CA Employers Hungry for Time-Rounding Meal Breaks
Why This Matters
On November 21st, the California Court of Appeals ruled in Donohue v. AMN Services, LLC regarding meal breaks and how they get tracked. Overall, Donohue is a positive wage and hour development for California employers. The case is also helpful in providing a roadmap for a design of an exceptionally good (and now, court approved) electronic meal break recording system (further described in the explanation of the decision), which enables an employer to track the reason for a noncompliant meal period and obtain notification with minimal administrative burden. California employers would be well-served to consider adopting a similar meal break monitoring system, which—considering the cost of defending against meal break claims, a perennial favorite of plaintiffs’ attorneys—would be money well spent. The Court’s decision and the intricacies of the case are further described below.
In California, an employer is entitled to use a rounding policy if the rounding policy is fair and neutral on its face and is used in such a manner that it will not result, over a period of time, in failure to compensate the employees properly for all the time they have actually worked. On November 21, 2018, the California Court of Appeals, in Donohue, applied this rule for the first time to California’s meal break law, which requires that employers provide non-exempt employees with no less than 30 minutes of unpaid time off prior to the sixth hour worked. If an employer fails to provide an employee a meal period, the employer must pay one additional hour of pay at the employee’s regular rate of pay for each workday that the meal period is not provided. In Donohue, the Court held that the rule regarding neutral time-rounding systems also applies to meal periods, which may be neutrally rounded up or down. In other words, the fact that a particular meal period was actually less than a full 30 minutes but was rounded up to 30 minutes by an employer’s neutral time-rounding system does not trigger a meal period premium of one hour’s extra pay. Donohue was certified for publication on December 10, 2018.
In reaching its holding, the Court discussed the employer’s time rounding system. Under that system, whenever an employee’s rounded punch times resulted in a noncompliant meal period time (i.e., either a meal period of less than 30 minutes or no opportunity for a meal period before the beginning of the sixth hour of work), a drop-down menu appeared on the employee’s computer screen beneath the punch times for the date in question. Before the employee could electronically submit the time, he or she was required to select one of the following options: (1) he or she was provided the opportunity to take a compliant meal period (i.e., a 30-minute break before the end of the fifth hour of work), “but chose not to”; (2) he or she was provided the opportunity to take a compliant meal period, “but chose to take a shorter/later break”; or (3) he or she was not provided an opportunity to take a compliant meal period. If an employee checked the third option, the employer automatically paid the required meal period premium.

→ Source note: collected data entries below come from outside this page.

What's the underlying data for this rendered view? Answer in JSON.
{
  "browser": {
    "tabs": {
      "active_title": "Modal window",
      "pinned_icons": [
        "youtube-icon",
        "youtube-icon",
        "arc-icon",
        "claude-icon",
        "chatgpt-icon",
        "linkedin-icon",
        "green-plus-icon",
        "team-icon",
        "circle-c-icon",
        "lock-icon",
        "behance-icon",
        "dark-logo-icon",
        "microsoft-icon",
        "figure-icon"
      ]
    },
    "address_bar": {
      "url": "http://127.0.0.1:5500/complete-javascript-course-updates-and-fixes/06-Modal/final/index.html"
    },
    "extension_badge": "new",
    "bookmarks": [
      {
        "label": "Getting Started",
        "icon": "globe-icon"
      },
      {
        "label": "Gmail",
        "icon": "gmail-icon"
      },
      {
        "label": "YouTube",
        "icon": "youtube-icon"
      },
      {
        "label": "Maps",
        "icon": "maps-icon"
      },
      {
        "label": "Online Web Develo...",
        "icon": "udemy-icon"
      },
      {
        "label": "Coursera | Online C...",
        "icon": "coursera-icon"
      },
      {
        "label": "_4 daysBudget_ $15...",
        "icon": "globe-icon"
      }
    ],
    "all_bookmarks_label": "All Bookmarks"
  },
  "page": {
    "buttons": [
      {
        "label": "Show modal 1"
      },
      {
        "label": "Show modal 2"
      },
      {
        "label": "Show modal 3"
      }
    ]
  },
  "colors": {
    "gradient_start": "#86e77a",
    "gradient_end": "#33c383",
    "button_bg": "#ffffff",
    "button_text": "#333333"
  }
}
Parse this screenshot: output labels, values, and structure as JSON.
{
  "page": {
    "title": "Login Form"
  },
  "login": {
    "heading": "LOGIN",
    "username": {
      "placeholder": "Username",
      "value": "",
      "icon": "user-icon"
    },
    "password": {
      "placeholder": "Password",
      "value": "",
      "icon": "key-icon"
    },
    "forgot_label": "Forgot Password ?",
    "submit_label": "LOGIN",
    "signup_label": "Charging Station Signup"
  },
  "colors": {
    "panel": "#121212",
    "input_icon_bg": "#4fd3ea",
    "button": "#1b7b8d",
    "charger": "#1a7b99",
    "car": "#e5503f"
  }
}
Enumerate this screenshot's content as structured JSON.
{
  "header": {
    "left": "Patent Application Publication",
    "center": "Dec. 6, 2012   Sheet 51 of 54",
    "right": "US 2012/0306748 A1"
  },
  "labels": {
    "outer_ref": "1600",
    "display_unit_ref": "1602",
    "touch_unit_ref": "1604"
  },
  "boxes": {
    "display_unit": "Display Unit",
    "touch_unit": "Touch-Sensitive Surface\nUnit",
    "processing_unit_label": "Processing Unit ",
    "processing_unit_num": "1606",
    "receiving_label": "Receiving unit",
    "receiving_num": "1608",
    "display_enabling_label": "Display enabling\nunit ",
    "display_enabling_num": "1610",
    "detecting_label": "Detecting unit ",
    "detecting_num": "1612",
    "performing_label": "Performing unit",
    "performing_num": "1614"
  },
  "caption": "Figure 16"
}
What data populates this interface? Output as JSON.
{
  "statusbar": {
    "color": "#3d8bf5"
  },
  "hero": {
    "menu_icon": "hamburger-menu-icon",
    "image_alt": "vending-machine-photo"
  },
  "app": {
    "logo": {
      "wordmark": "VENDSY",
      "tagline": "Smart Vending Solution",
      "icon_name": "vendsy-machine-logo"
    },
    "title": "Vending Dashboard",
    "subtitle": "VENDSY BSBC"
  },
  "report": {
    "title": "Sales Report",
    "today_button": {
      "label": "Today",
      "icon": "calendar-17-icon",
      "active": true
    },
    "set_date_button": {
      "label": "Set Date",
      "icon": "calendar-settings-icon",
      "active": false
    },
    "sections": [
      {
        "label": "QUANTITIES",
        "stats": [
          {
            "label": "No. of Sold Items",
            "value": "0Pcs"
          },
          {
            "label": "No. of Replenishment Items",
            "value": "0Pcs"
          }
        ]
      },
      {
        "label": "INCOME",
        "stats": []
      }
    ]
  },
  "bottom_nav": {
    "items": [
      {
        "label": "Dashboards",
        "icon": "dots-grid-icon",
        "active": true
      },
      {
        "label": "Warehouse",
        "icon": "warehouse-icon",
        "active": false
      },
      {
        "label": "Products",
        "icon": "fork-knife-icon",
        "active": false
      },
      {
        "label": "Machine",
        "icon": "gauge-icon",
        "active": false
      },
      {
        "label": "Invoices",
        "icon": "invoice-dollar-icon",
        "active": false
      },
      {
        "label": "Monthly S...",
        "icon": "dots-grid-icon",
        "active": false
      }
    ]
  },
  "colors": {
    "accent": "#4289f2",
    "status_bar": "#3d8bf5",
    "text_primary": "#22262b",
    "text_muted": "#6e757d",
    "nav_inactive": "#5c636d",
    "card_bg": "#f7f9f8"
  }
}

The Court held that the employer’s rounding policy complied with California law because it was fair and neutral on its face and used in such a manner that it did not result, over a period of time, in failure to compensate the employees properly for all the time they had actually worked. The Court further held that it found no basis on which to deny application of the employer’s California-compliant rounding policy to an employee’s meal period. As a result, the Court affirmed the trial court’s granting the employer’s motion for summary adjudication as to the plaintiff’s meal break claims.